Initial Thoughts About the Revised Roman Missal

This fall, the revised English translation of the Roman Missal — the big book of procedures and prayers used at Mass in Catholic churches — will take effect in most dioceses of the United States. The Missal has generated some small degree of controversy, but the translation protocols used in this document mark a substantial improvement in liturgical fidelity compared to today’s Sacramentary.

The fault lines in the Church that broke most cleanly over the revised Missal reflect the divide between inclusiveness and permissiveness, under the guise of “the Spirit of Vatican II,” and the more traditional elements who favored elevated language that reinforced orthodoxy and orthopraxis. 

Some historical context is in order. In the immediate years following Vatican II, the bishops largely abdicated their liturgical leadership to various lay liturgists who, more often than not, adopted the 1960s-era attitudes of “modernization” and “non-judgmentalism.” This led to the introduction of translation protocols from Latin into the vernacular that occasionally raised eyebrows. This left-leaning tendency of the liturgists reached its apogee with the 1970 Sacramentary, which used the “official” version of the Roman Missal as more a source of inspiration than a document to be faithfully and literally translated.

Thus, Catholics in the English-speaking world were subjected to additional Eucharistic prayers than the rest of the Catholic universe experienced. The language of various prayers, too, was changed.

The most significant, and most illustrative, translation deviation occurred with the Creed. The Latin version begins, “Credo in unum Deum,” which in English translates to, “I believe in one God.” The Sacramentary, however, lists the English as, “We believe in one God.” No one with more than two weeks’ Latin study would translate “credo” as “we believe” — and that’s the point. The liturgists who wanted to take the Church in a radically different direction took ample liberties with official Latin texts under the theory of “lex orandi, lex credendi” — “the law of worship is the law of belief.” If you make people pray using certain words and images, then they will eventually believe those words and images.

The tide against the Mighty Liturgists started to turn in the 1980s. Rome slowly and carefully started to require more orthodox modes of translation, which effort culminated in a document that set clear norms for liturgical translation. Given the hue and cry from left-leaning Catholics, you’d think the Church decided to reconstitute the Inquisition, bonfires and all.

But at long last, the Roman Missal was revised in Rome. The various liturgical conferences then shepherded the translation of the Latin version into the vernacular of the conference.
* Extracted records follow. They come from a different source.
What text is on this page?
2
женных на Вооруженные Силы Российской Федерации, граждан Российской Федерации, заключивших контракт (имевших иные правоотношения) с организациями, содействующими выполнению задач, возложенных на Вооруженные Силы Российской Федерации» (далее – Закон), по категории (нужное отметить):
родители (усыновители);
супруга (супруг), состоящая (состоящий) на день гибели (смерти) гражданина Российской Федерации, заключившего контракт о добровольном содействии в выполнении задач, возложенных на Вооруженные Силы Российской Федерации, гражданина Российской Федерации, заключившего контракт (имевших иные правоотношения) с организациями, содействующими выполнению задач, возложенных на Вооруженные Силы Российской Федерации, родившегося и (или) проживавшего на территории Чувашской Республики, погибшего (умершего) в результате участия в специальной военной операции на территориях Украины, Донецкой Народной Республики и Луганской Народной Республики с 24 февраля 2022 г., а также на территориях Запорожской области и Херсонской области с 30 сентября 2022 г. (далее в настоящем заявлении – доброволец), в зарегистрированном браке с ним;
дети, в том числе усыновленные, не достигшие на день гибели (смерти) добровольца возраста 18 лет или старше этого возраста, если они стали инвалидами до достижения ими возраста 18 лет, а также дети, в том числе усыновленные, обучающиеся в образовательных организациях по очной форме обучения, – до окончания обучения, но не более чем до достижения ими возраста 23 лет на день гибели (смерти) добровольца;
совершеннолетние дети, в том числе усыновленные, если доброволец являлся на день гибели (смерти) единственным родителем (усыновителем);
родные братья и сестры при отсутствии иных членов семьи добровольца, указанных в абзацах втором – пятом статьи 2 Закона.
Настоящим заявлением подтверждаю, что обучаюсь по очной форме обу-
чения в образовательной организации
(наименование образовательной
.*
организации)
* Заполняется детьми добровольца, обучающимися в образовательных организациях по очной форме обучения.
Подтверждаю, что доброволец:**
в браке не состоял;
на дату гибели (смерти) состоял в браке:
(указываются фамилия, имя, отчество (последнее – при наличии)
The first go-around in the English-speaking world met with a rejection in Rome — even under the new translation rules, the liturgists took too many liberties. But at long last, the U.S. Conference of Catholic Bishops approved a translation that earned Roman approval.

The major points of departure from the Sacramentary to the newly revised Missal include:

  • Greater fidelity to the words and phraseology of the original Latin. For example, the current call-and-response greeting at Mass — “The Lord be with you”/”And also with you” — will more accurately reflect the traditional formula of “The Lord be with you”/”And with your spirit.” 
  • Various phrases in the Creed have changed. “One in being with the Father” is now more accurately, “Consubstantial with the Father.” “Born of the Virgin Mary” is now “Incarnate of the Virgin Mary.” Etc.
  • The rules about music have tightened, although whether this will have a direct effect on most parochial music from the outset is unclear.
  • The rubrics have been updated to reduce the temptation to lay clericalism that often derails parishes with weak priests.

From my perspective, these are welcome changes. They help to correct some of the abuses of a more permissive mindset that gave us the infamous “Wonder Bread Masses” of the 1970s and hokey folk-music repertoires for worship.

The changes may be hard for some, but they are a necessary and salutary corrective to an unbalancing of liturgy and theology that developed in the last half-century. AMDG.